In short, optional paralysis eradicates our identity, especially when we are conceiving of it as being expressed by marketplace decisions. We may argue that it is foolish to found our identity on such stuff, but that doesn’t render this sort of anxiety, this being “destroyed as a person,” any less existentially terrifying. (It’s a good reason, however, to question why identity has become so bound up with consumerism and explore alternatives.) Heavily marketed goods in the competitive marketplace translate into eroded confidence on the part of consumers in what they want and the ultimate meaning of their desires.

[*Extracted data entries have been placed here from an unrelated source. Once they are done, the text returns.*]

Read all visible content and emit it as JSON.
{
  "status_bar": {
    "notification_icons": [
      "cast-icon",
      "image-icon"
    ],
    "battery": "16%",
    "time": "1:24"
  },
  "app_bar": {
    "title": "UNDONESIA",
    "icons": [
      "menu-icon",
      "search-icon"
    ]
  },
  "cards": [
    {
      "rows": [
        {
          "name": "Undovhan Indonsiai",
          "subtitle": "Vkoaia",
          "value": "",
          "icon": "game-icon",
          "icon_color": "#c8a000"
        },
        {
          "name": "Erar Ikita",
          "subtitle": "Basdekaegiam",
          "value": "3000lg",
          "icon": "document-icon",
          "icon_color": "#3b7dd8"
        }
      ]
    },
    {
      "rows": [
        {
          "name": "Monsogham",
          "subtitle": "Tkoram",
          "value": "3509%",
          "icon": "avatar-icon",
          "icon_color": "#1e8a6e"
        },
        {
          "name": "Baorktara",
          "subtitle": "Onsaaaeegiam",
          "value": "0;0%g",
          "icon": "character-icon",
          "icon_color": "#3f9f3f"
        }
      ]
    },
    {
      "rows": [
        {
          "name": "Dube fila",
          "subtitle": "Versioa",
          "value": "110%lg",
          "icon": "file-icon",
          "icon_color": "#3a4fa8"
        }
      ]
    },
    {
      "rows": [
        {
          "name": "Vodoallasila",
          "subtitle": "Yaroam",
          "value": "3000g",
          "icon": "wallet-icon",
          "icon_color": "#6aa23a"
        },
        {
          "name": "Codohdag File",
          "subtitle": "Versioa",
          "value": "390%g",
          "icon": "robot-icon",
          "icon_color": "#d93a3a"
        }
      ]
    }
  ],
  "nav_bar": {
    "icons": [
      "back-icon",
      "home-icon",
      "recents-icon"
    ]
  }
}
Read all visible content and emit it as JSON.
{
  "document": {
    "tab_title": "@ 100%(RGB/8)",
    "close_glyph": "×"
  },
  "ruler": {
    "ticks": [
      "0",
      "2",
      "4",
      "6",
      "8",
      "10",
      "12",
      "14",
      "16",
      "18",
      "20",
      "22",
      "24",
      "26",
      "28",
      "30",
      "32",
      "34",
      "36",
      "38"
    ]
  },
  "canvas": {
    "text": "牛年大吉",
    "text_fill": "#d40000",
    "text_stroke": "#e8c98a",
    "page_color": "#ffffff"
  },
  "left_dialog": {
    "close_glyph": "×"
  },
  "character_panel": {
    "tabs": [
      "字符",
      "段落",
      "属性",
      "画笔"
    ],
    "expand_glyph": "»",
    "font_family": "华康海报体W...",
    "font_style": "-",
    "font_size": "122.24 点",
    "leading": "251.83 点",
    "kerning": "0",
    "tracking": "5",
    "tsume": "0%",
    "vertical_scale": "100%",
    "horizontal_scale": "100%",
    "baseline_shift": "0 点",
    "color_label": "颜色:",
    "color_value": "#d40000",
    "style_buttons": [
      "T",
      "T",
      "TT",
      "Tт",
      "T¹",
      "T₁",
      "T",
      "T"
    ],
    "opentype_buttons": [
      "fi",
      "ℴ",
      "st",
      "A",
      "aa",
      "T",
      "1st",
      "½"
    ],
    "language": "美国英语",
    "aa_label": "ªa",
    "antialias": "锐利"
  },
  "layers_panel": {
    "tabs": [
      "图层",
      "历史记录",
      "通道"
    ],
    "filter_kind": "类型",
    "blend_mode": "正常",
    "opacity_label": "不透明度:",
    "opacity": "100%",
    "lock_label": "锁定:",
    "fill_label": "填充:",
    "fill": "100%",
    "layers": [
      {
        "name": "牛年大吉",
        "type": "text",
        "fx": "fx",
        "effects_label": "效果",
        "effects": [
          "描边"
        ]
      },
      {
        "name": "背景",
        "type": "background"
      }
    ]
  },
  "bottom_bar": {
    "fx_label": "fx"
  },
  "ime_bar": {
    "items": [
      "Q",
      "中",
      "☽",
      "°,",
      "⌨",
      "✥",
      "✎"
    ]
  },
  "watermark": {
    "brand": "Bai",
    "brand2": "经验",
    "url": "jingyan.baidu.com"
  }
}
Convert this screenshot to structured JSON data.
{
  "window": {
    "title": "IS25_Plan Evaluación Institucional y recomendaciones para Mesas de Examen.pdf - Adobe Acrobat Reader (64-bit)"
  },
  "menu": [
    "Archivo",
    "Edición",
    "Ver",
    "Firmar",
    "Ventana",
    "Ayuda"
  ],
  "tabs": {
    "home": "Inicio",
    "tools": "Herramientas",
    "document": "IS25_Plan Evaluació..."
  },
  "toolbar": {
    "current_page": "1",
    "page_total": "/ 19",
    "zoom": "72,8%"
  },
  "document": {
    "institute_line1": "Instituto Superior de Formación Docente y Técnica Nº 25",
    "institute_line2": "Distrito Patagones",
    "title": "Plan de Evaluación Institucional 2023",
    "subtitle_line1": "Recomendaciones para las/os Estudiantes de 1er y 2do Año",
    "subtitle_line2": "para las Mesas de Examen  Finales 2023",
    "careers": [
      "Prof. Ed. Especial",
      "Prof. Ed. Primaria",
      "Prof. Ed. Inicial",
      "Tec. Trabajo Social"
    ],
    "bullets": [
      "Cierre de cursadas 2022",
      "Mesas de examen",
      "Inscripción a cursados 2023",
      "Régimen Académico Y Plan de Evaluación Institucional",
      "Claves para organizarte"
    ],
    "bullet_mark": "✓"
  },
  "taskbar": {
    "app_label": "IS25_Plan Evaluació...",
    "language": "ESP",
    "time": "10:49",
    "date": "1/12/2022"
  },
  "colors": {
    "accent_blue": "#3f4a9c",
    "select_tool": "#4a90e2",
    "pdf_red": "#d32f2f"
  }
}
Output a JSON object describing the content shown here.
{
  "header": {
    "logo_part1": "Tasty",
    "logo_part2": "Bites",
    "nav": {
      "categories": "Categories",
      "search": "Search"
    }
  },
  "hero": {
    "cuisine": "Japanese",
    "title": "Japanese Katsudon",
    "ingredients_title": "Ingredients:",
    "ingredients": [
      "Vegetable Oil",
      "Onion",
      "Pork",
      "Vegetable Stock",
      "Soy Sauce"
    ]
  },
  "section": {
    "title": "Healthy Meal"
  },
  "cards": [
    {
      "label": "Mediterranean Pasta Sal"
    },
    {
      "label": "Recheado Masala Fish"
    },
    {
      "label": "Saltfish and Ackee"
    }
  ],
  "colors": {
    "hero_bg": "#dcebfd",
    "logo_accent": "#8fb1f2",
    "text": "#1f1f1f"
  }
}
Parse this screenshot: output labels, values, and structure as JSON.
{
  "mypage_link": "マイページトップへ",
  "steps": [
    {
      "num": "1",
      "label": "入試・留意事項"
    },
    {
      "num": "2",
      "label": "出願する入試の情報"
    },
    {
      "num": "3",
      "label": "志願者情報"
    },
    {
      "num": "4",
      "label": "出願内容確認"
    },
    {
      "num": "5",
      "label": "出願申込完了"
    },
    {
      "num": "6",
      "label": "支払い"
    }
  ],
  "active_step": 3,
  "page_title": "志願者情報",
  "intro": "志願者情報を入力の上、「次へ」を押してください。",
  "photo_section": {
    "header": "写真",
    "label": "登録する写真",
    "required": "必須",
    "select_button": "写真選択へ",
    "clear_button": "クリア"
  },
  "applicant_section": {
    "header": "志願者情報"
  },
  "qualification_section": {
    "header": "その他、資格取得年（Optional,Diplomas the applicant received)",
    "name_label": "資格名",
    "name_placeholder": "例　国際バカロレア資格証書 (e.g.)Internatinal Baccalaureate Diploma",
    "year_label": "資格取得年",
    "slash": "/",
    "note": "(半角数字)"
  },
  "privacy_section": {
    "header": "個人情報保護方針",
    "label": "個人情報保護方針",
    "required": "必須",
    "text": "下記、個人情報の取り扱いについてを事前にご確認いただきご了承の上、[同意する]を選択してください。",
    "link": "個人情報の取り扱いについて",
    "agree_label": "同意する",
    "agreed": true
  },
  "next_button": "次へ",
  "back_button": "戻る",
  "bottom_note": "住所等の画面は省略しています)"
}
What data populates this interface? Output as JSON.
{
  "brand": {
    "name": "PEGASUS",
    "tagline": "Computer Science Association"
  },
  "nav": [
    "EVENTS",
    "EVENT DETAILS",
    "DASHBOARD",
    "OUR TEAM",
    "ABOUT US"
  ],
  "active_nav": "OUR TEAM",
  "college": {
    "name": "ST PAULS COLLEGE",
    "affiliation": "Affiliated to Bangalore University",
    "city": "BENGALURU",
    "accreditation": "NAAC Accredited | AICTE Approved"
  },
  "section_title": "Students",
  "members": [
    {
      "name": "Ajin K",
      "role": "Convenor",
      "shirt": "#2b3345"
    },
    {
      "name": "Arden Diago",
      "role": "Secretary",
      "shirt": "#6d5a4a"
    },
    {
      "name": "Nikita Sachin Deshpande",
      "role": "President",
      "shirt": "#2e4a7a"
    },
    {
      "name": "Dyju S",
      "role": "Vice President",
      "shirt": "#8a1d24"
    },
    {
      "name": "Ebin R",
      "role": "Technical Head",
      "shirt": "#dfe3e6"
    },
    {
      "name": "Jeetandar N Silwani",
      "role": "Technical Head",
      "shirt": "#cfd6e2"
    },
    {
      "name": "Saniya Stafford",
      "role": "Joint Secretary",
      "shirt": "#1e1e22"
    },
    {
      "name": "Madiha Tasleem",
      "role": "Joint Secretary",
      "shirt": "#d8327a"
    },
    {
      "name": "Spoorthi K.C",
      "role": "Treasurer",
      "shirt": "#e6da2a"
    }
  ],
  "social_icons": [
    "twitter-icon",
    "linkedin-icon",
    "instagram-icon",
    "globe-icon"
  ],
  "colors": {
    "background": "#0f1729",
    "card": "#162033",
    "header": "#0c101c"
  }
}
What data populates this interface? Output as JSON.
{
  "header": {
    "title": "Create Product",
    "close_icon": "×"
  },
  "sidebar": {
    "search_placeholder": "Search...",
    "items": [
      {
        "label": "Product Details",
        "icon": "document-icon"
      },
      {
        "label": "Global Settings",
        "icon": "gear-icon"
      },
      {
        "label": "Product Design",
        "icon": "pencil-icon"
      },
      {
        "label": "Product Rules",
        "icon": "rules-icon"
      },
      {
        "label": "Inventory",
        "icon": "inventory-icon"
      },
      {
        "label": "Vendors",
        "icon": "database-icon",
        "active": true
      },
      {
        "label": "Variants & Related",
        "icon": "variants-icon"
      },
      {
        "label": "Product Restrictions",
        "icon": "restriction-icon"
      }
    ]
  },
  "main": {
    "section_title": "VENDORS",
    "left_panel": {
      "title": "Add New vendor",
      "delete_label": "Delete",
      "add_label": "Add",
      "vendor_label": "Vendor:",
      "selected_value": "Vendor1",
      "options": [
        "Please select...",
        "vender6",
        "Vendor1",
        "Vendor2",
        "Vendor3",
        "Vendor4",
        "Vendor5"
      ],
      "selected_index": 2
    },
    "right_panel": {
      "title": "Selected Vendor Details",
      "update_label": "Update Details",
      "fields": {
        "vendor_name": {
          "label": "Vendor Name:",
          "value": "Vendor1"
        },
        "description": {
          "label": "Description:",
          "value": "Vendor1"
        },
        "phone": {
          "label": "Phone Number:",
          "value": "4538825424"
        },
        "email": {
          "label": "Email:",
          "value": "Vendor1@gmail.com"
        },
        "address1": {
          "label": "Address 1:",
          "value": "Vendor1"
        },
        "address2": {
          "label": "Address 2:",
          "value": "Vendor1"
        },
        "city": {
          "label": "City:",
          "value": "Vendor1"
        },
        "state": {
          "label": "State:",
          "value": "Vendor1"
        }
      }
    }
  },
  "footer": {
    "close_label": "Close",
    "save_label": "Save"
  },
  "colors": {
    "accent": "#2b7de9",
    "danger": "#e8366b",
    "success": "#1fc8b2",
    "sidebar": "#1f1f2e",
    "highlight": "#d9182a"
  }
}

Exacerbating the problem, and heightening our ambivalence and akrasia, is that the condition of being a “helpless bystander to the forces” that move us is perpetually in the process of being redefined in marketing discourse as a pleasurable, desirable state; i.e. as a second-order volition worth embracing. Passivity — an instinctual and inevitable response perhaps to being overloaded with information — is entertainment, is convenience, is relaxation, is anything but helplessness and alienation from ourselves.

With passivity toward the operation of our will encouraged and celebrated, it’s no wonder that we experience more and more of life as being governed by “addictions” — by compulsions beyond our ability to control — and that we routinely describe ourselves as becoming addicted to things that are not actually physically addictive (shopping, sex, the internet, World of Warcraft, Facebook, Jamba Juice, etc.). It may be that we want not to be able to control ourselves, as this resolves the contradiction inherent in wanting to will passivity. Our attempts to rationalize our desires fluctuate between pleasurable surrender (we are serenely impulsive, with the speed with which our impulses are gratified serving as an index to our prosperity and to our autonomy) and medicalized despair (we are addicts who are not responsible for our actions, which we stand removed from but which we can’t alter to reconcile with our other better desires as yet only vaguely formulated but having something to do with conquering impulses). Our inability to know what we really want ends up being either the illusion of freedom, of keeping options open, or it ends up feeling like a pathological condition that we vainly await the cure for.